Rownhams Ladies' Night, Hampshire

My last booking in March was a talk on My Life as a Freelance Comedy Writer for a ladies' group at Rownhams, just outside Southampton.

I speak in all sorts of venues: town halls, hotels, restaurants, golf clubs, churches, business premises, colleges, schools, libraries, private homes, social clubs, village halls, community centres...

The community centre at Rownhams is a really attractive setting for a speaker to work in. It was, at one time, the village school and the largest room used for events must have been the main classroom. It's big enough to accommodate a fair-sized audience but still small enough to be intimate.

A speaker should try to make regular eye contact with all visible sections of the audience, whatever the seating arrangements. Usually, when you speak in a rectangular room, you are placed at the head of it and you address an audience who are seated in a number of short rows but there may also be occasions when the audience are seated across such a room (I once gave a talk at a village hall in Surrey where an audience of 45 WI members were seated in just two rows). Making eye contact in this situation might seem a little more tricky at first (you might feel a little like someone watching a game of tennis!) but, with practice, you get used to it.
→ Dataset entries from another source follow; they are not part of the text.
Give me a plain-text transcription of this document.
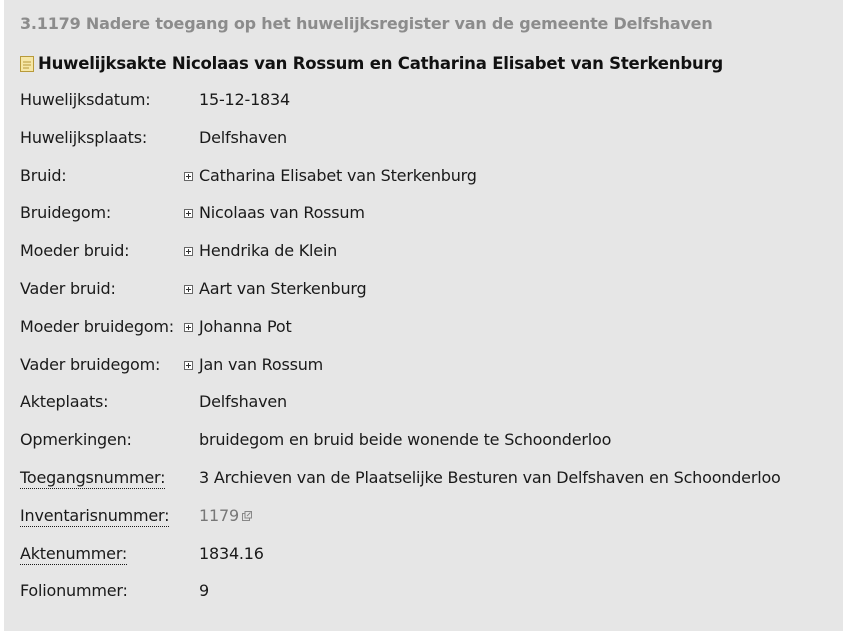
3.1179 Nadere toegang op het huwelijksregister van de gemeente Delfshaven
Huwelijksakte Nicolaas van Rossum en Catharina Elisabet van Sterkenburg
Huwelijksdatum:	15-12-1834
Huwelijksplaats:	Delfshaven
Bruid:	Catharina Elisabet van Sterkenburg
Bruidegom:	Nicolaas van Rossum
Moeder bruid:	Hendrika de Klein
Vader bruid:	Aart van Sterkenburg
Moeder bruidegom: Johanna Pot
Vader bruidegom: Jan van Rossum
Akteplaats:	Delfshaven
Opmerkingen:	bruidegom en bruid beide wonende te Schoonderloo
Toegangsnummer: 3 Archieven van de Plaatselijke Besturen van Delfshaven en Schoonderloo
Inventarisnummer: 1179
Aktenummer:	1834.16
Folionummer:	9
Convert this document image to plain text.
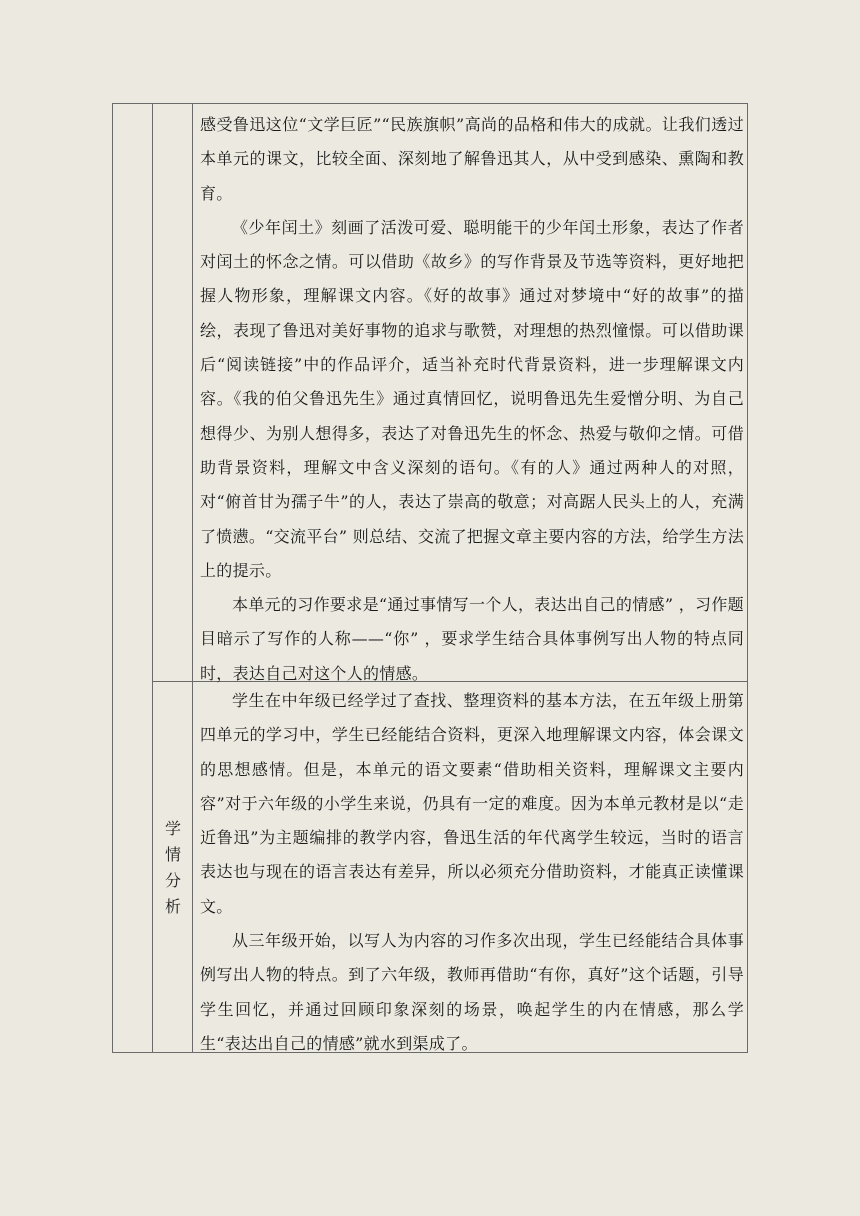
感受鲁迅这位“文学巨匠”“民族旗帜”高尚的品格和伟大的成就。让我们透过本单元的课文，比较全面、深刻地了解鲁迅其人，从中受到感染、熏陶和教育。

《少年闰土》刻画了活泼可爱、聪明能干的少年闰土形象，表达了作者对闰土的怀念之情。可以借助《故乡》的写作背景及节选等资料，更好地把握人物形象，理解课文内容。《好的故事》通过对梦境中“好的故事”的描绘，表现了鲁迅对美好事物的追求与歌赞，对理想的热烈憧憬。可以借助课后“阅读链接”中的作品评介，适当补充时代背景资料，进一步理解课文内容。《我的伯父鲁迅先生》通过真情回忆，说明鲁迅先生爱憎分明、为自己想得少、为别人想得多，表达了对鲁迅先生的怀念、热爱与敬仰之情。可借助背景资料，理解文中含义深刻的语句。《有的人》通过两种人的对照，对“俯首甘为孺子牛”的人，表达了崇高的敬意；对高踞人民头上的人，充满了愤懑。“交流平台” 则总结、交流了把握文章主要内容的方法，给学生方法上的提示。

本单元的习作要求是“通过事情写一个人，表达出自己的情感” ，习作题目暗示了写作的人称——“你” ，要求学生结合具体事例写出人物的特点同时，表达自己对这个人的情感。

学
情
分
析

学生在中年级已经学过了查找、整理资料的基本方法，在五年级上册第四单元的学习中，学生已经能结合资料，更深入地理解课文内容，体会课文的思想感情。但是，本单元的语文要素“借助相关资料，理解课文主要内容”对于六年级的小学生来说，仍具有一定的难度。因为本单元教材是以“走近鲁迅”为主题编排的教学内容，鲁迅生活的年代离学生较远，当时的语言表达也与现在的语言表达有差异，所以必须充分借助资料，才能真正读懂课文。

从三年级开始，以写人为内容的习作多次出现，学生已经能结合具体事例写出人物的特点。到了六年级，教师再借助“有你，真好”这个话题，引导学生回忆，并通过回顾印象深刻的场景，唤起学生的内在情感，那么学生“表达出自己的情感”就水到渠成了。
In a recent article in the Times, the rock singer Bruce Dickinson gave a fascinating insight into how he makes eye contact, even when he's performing for thousands at a stadium gig:

He...began performing in small clubs, and learnt from one of his childhood heroes, Ian Gillan, the Deep Purple singer, how to bring your audience in. “I said to him one night, ‘What's your secret?' And he said, ‘Always look 'em in the eyes.' I thought, OK, I'll try it - but how far can I actually see? And I discovered it was entirely possible to look right the way to the back of a show and see somebody. I thought, well, if you grab that person, then everybody around them suddenly goes ‘Wow' and you energise that whole area suddenly. I started working that - in the end you can do it in stadiums.”

(Now, what other public speaking blog brings you insights from the lead singer of Iron Maiden?) Seriously, Bruce's story shows that a certain level of eye contact is usually possible, whatever the seating arrangements!

Public Speaking Tip #303: Making at least some eye contact with as many of your visible audience as possible when you speak helps to draw them in; it makes everyone feel more  involved and demonstrates confidence on your part.

And don't forget about #8 in my Thomas's Twelve Tips for Terrified Speakers...

My Life as a Freelance Comedy Writer is a talk that I have been delivering and constantly honing since January 1996 so I am used to it going wll. Even so, the 50-or-so ladies at Rownhams were an exceptionally receptive audience, picking up on every nuance and humorous aside.

A great evening. My thanks to Sandra Burnage for the lifts from and back to Southampton Central and her sister June for the refreshments.